Murail has not stopped thinking, since she wrote her literature thesis, about the purpose of her work. Thereupon she wrote articles, conferences and even books. She wrote a first one in 1993, in which she drew the results of her encounters with her readership, and another one ten years later, rather dedicated to the convictions that made her, as she had already written in the conclusion of her thesis, “remain in childhood”. From the viewpoint that has been hers since she was 25, she has nonetheless kept her readership growing, her readers staying faithful as they grow up.

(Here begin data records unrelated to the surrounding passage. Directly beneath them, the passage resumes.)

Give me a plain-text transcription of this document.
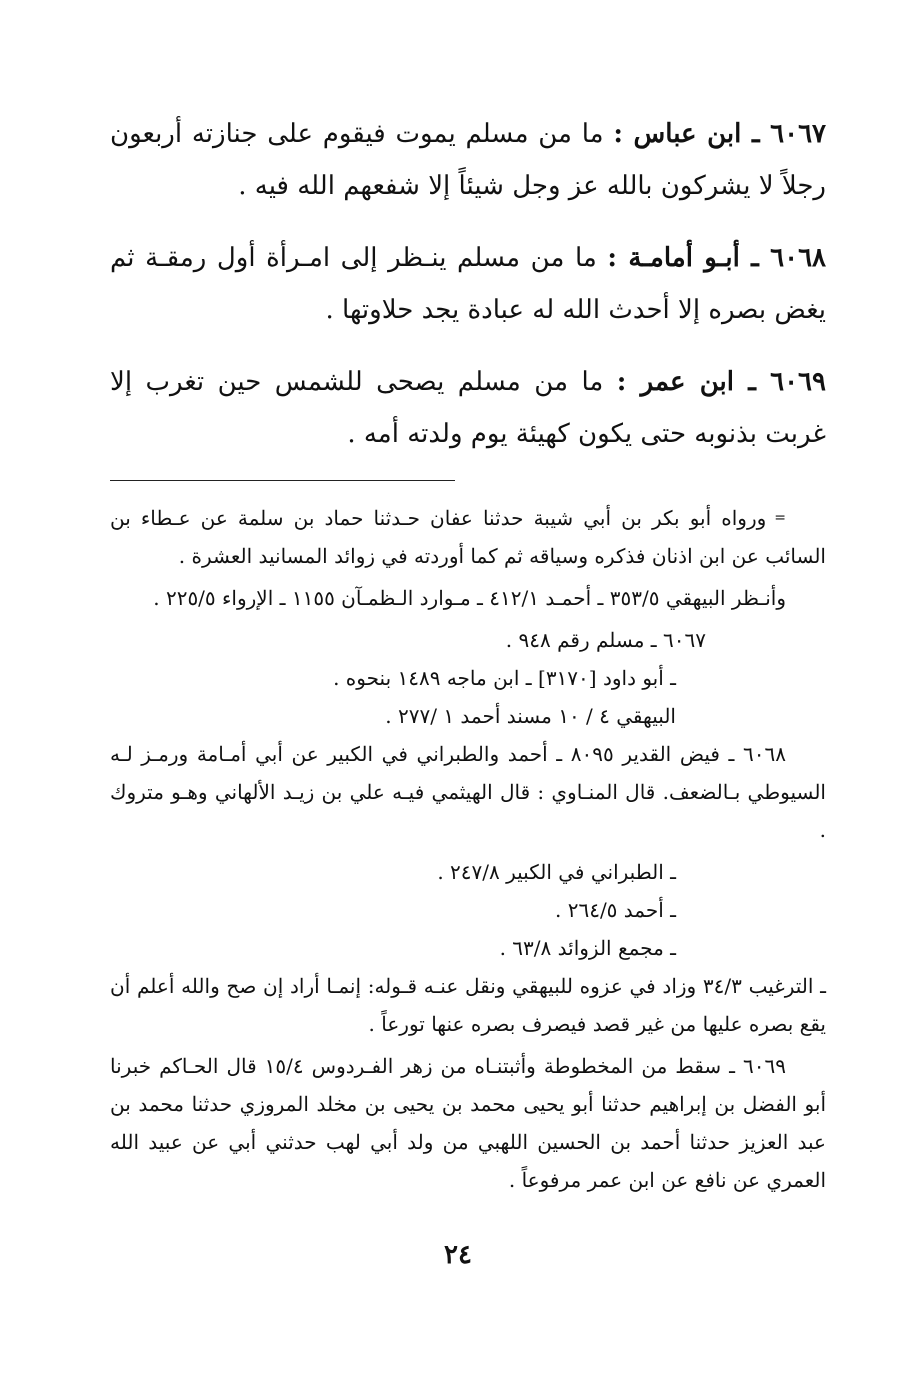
٦٠٦٧ ـ ابن عباس : ما من مسلم يموت فيقوم على جنازته أربعون رجلاً لا يشركون بالله عز وجل شيئاً إلا شفعهم الله فيه .

٦٠٦٨ ـ أبـو أمامـة : ما من مسلم ينـظر إلى امـرأة أول رمقـة ثم يغض بصره إلا أحدث الله له عبادة يجد حلاوتها .

٦٠٦٩ ـ ابن عمر : ما من مسلم يصحى للشمس حين تغرب إلا غربت بذنوبه حتى يكون كهيئة يوم ولدته أمه .

=ورواه أبو بكر بن أبي شيبة حدثنا عفان حـدثنا حماد بن سلمة عن عـطاء بن السائب عن ابن اذنان فذكره وسياقه ثم كما أوردته في زوائد المسانيد العشرة .

وأنـظر البيهقي ٣٥٣/٥ ـ أحمـد ٤١٢/١ ـ مـوارد الـظمـآن ١١٥٥ ـ الإرواء ٢٢٥/٥ .

٦٠٦٧ ـ مسلم رقم ٩٤٨ .

ـ أبو داود [٣١٧٠] ـ ابن ماجه ١٤٨٩ بنحوه .

البيهقي ٤ / ١٠ مسند أحمد ١ /٢٧٧ .

٦٠٦٨ ـ فيض القدير ٨٠٩٥ ـ أحمد والطبراني في الكبير عن أبي أمـامة ورمـز لـه السيوطي بـالضعف. قال المنـاوي : قال الهيثمي فيـه علي بن زيـد الألهاني وهـو متروك .

ـ الطبراني في الكبير ٢٤٧/٨ .

ـ أحمد ٢٦٤/٥ .

ـ مجمع الزوائد ٦٣/٨ .

ـ الترغيب ٣٤/٣ وزاد في عزوه للبيهقي ونقل عنـه قـوله: إنمـا أراد إن صح والله أعلم أن يقع بصره عليها من غير قصد فيصرف بصره عنها تورعاً .

٦٠٦٩ ـ سقط من المخطوطة وأثبتنـاه من زهر الفـردوس ١٥/٤ قال الحـاكم خبرنا أبو الفضل بن إبراهيم حدثنا أبو يحيى محمد بن يحيى بن مخلد المروزي حدثنا محمد بن عبد العزيز حدثنا أحمد بن الحسين اللهبي من ولد أبي لهب حدثني أبي عن عبيد الله العمري عن نافع عن ابن عمر مرفوعاً .

٢٤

  • Continue la lecture, on n'aime pas la récré.. (1993)
  • Auteur jeunesse - Comment le suis-je devenue, pourquoi le suis-je restée (2003)

A recognized work

Oh, Boy! is her most sold and translated book. It was adapted for television by director Thierry Binisti, produced by K'ien Productions. Most of her books received various prizes, in France and abroad, since they were exported, in Europe and beyond, and translated to about fifteen languages. Simple, Tobias Scheffel's German translation of Simple, received the Deutscher Jugendliteraturpreis, bestowed by a jury of German teenagers during the Frankfurt Book Fair. The French version had already received the Prix des lycéens alllemands during the Leipzig book fair in 2006.

Nowadays, Murail sells about 200,000 books each year in France.

In 2004, Murail was granted the distinction of Chevalier de la Légion d'honneur, in recognition of her whole career.

Scenarios

  • Screen writer for Baby-sitter Blues, a television film directed by par Williams Crépin and broadcast on 27 December 1997 on France 3.
  • Co-screen writer for Malabar Princess, directed by Gilles Legrand (2004).